Des objectifs CO2 "inacceptables socialement", des voitures chères : un nouveau combat pour les "gilets jaunes" ?
Après le carburant cher, nous dirigeons-nous vers des voitures chères ? Les constructeurs le craignent, dit l'ACEA, et l'Europe n'arrive du coup pas à se mettre d'accord. En cause, des objectifs de réduction des émissions de CO2 trop ambitieux. De quoi nourrir une future colère des "gilets jaunes" ?
On l'a vu, les hausses de taxes, rendant le carburant plus cher, sur fond de transition écologique, ont été le point de départ d'une mobilisation sans précédent en France, le mouvement des "gilets jaunes".
Qu'ils soient prévenus, il risque de se passer la même chose avec le prix des voitures. C'est ce que craint en tout cas l'Association des constructeurs automobiles européens, qui a à sa tête Carlos Tavares, président de PSA.
Dans un communiqué publié lundi soir, l'association s'inquiète : "les familles à bas et moyen revenu n'accepteront pas des standards de CO2 qui auront un impact négatif sur leur liberté de mobilité".
Le mouvement des gilets jaunes et son aversion pour toute augmentation du coût de la vie semble d'emblée, sans avoir à le consulter, pouvoir rejeter en effet des augmentations de prix des voitures.
Mais pourquoi cela arriverait-il ? Il faut savoir que le 10 octobre dernier, les représentants des pays européens (ministres de l'Économie ou de l'écologie, en l'occurrence François de Rugy représentait la France), réunis en Conseil européen, se sont mis d'accord pour une réduction de 20 % des émissions de CO2 des voitures neuves en 2025 et - 35 % pour 2030. Un consensus obtenu in-extremis. Mais la Commission européenne veut aller encore plus loin ! (- 40 % en 2030). Et du coup personne n'arrive à se mettre d'accord.
Quelle conséquence ? Pour les constructeurs, cela signifie, pour schématiser, investir énormément dans les énergies alternatives, et sortir (et vendre !) à marche forcée des véhicules électriques et hybrides rechargeables.
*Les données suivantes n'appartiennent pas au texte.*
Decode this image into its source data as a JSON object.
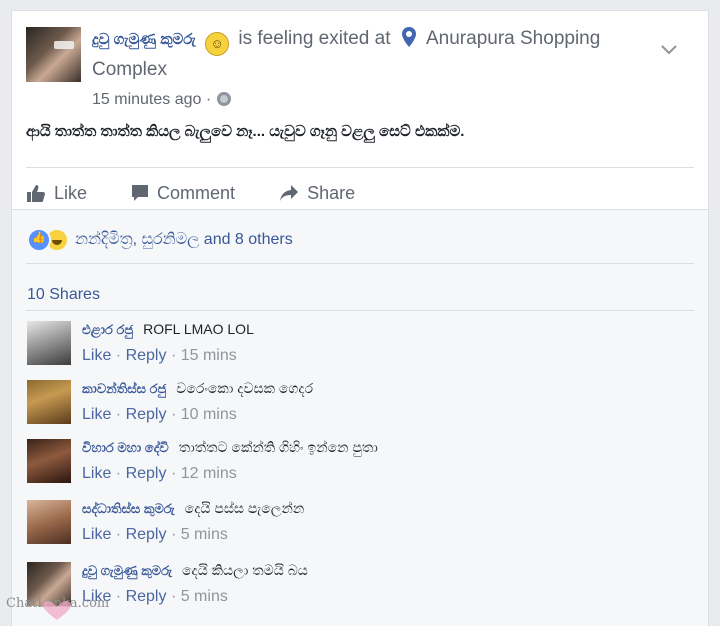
{
  "post": {
    "author": "දුවු ගැමුණු කුමරු",
    "feeling_text": "is feeling exited at",
    "place": "Anurapura Shopping Complex",
    "timestamp": "15 minutes ago ·",
    "body": "ආයි තාත්ත තාත්ත කියල බැලුවෙ නෑ... යැවුව ගෑනු වළලු සෙට් එකක්ම."
  },
  "actions": {
    "like": "Like",
    "comment": "Comment",
    "share": "Share"
  },
  "reactions": {
    "text": "නන්දිමිත්‍ර, සුරනිමල and 8 others"
  },
  "shares": {
    "text": "10 Shares"
  },
  "comments": [
    {
      "name": "එළාර රජු",
      "text": "ROFL LMAO LOL",
      "like": "Like",
      "reply": "Reply",
      "time": "· 15 mins"
    },
    {
      "name": "කාවන්තිස්ස රජු",
      "text": "වරෙංකො දවසක ගෙදර",
      "like": "Like",
      "reply": "Reply",
      "time": "· 10 mins"
    },
    {
      "name": "විහාර මහා දේවි",
      "text": "තාත්තට කේන්ති ගිහිං ඉන්නෙ පුතා",
      "like": "Like",
      "reply": "Reply",
      "time": "· 12 mins"
    },
    {
      "name": "සද්ධාතිස්ස කුමරු",
      "text": "දෙයි පස්ස පැලෙන්න",
      "like": "Like",
      "reply": "Reply",
      "time": "· 5 mins"
    },
    {
      "name": "දුවු ගැමුණු කුමරු",
      "text": "දෙයි කියලා තමයි බය",
      "like": "Like",
      "reply": "Reply",
      "time": "· 5 mins"
    }
  ],
  "watermark": "ChatLanka.com",
  "colors": {
    "link": "#385898",
    "muted": "#90949c",
    "place_pin": "#4267b2"
  }
}
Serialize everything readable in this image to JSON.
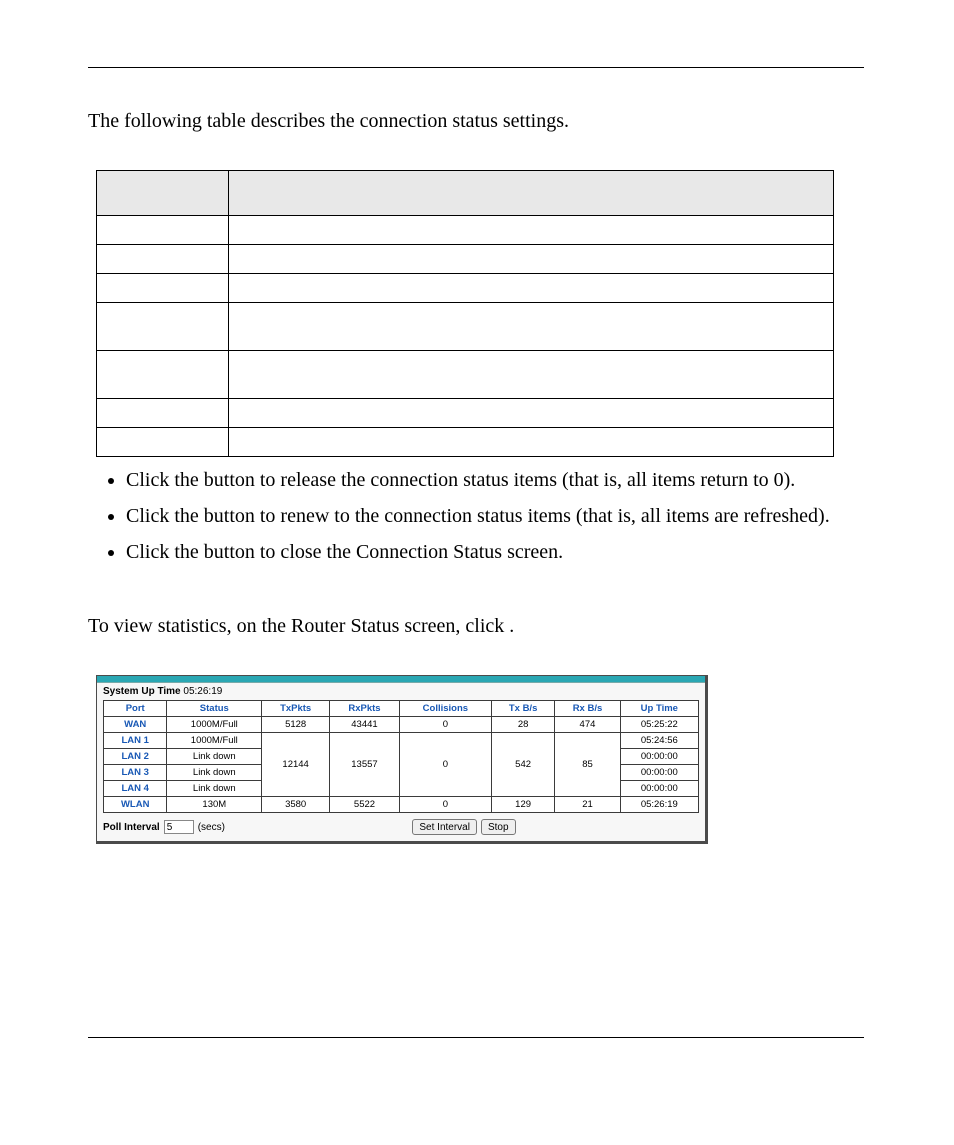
{
  "intro": "The following table describes the connection status settings.",
  "settings_table": {
    "headers": [
      "",
      ""
    ],
    "rows_count": 7
  },
  "bullets": [
    {
      "pre": "Click the ",
      "mid": "",
      "post": " button to release the connection status items (that is, all items return to 0)."
    },
    {
      "pre": "Click the ",
      "mid": "",
      "post": " button to renew to the connection status items (that is, all items are refreshed)."
    },
    {
      "pre": "Click the ",
      "mid": "",
      "post": " button to close the Connection Status screen."
    }
  ],
  "stats_intro": {
    "pre": "To view statistics, on the Router Status screen, click ",
    "post": " ."
  },
  "screenshot": {
    "uptime_label": "System Up Time",
    "uptime_value": "05:26:19",
    "headers": [
      "Port",
      "Status",
      "TxPkts",
      "RxPkts",
      "Collisions",
      "Tx B/s",
      "Rx B/s",
      "Up Time"
    ],
    "rows": [
      {
        "port": "WAN",
        "status": "1000M/Full",
        "tx": "5128",
        "rx": "43441",
        "col": "0",
        "txb": "28",
        "rxb": "474",
        "up": "05:25:22"
      },
      {
        "port": "LAN 1",
        "status": "1000M/Full",
        "tx": "",
        "rx": "",
        "col": "",
        "txb": "",
        "rxb": "",
        "up": "05:24:56"
      },
      {
        "port": "LAN 2",
        "status": "Link down",
        "tx": "12144",
        "rx": "13557",
        "col": "0",
        "txb": "542",
        "rxb": "85",
        "up": "00:00:00"
      },
      {
        "port": "LAN 3",
        "status": "Link down",
        "tx": "",
        "rx": "",
        "col": "",
        "txb": "",
        "rxb": "",
        "up": "00:00:00"
      },
      {
        "port": "LAN 4",
        "status": "Link down",
        "tx": "",
        "rx": "",
        "col": "",
        "txb": "",
        "rxb": "",
        "up": "00:00:00"
      },
      {
        "port": "WLAN",
        "status": "130M",
        "tx": "3580",
        "rx": "5522",
        "col": "0",
        "txb": "129",
        "rxb": "21",
        "up": "05:26:19"
      }
    ],
    "poll_label": "Poll Interval",
    "poll_value": "5",
    "poll_unit": "(secs)",
    "btn_set": "Set Interval",
    "btn_stop": "Stop"
  }
}
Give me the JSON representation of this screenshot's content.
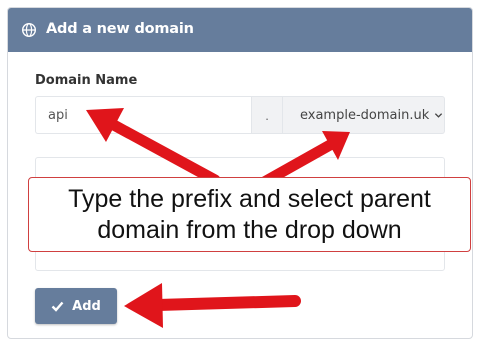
{
  "header": {
    "title": "Add a new domain",
    "icon": "globe-icon"
  },
  "form": {
    "domain_label": "Domain Name",
    "prefix_value": "api",
    "separator": ".",
    "parent_domain_selected": "example-domain.uk",
    "add_button_label": "Add"
  },
  "annotation": {
    "callout_text": "Type the prefix and select parent domain from the drop down",
    "arrow_color": "#e0151b"
  },
  "colors": {
    "header_bg": "#667d9c",
    "button_bg": "#667d9c"
  }
}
D'autant que dès 2021, ils risquent d'énormes amendes pour non-respect des objectifs CO2 (estimées à 4,5 milliards d'euros par an pour toute l'industrie en l'état actuel des choses, les groupes Fiat, PSA et VW étant les plus impactés, le groupe Renault le moins).
"Les ambitions de réduction de CO2 risquent de rendre les voitures trop chères"
On le sait, ces véhicules coûtent, aujourd'hui, bien plus cher que les véhicules thermiques traditionnels. Le surcoût est en moyenne de 7 000 € pour un hybride rechargeable par rapport au thermique équivalent. Pour les électriques, si l'on ne compte pas le bonus écologique, on est facilement 10 000 € de surcoût. Et pour respecter ces objectifs, et les quotas de vente de voitures vertes qui y sont associés, ce sont ces véhicules qu'il faudra vendre uniquement, ou du moins en majorité...
Et Carlos Tavares d'enfoncer le clou : "Les objectifs proposés actuellement vont bien au-delà de ce qui est économiquement et socialement justifiable". Il prend en exemple justement le mouvement des gilets jaunes en France, mais aussi en Belgique. "La vitesse à laquelle le changement est conduit doit être soutenue par l'ensemble de la société, y compris par les moyens et faibles revenus". Pour lui "en pussant des réductions d'émissions de CO2 trop ambitieuses, l'Union Européenne risque de rendre les voitures trop chères pour les ménages aux moyens modestes".
Face à des autos financièrement inaccessibles, et un carburant cher, les gilets jaunes et leurs sympathisants risquent fort, en effet, de reprendre de plus belle du service. L'équation est donc difficile, on le constate. Mettre en œuvre la transition écologique est un objectif fort, louable, impératif même, mais il se trouve confronté à la dure réalité économique des automobilistes. S'ils ont refusé 7 centimes d'augmentation du litre de gazole, ils refuseront plus encore une voiture coûtant des milliers d'euros supplémentaires, quand viendra l'heure de renouveler.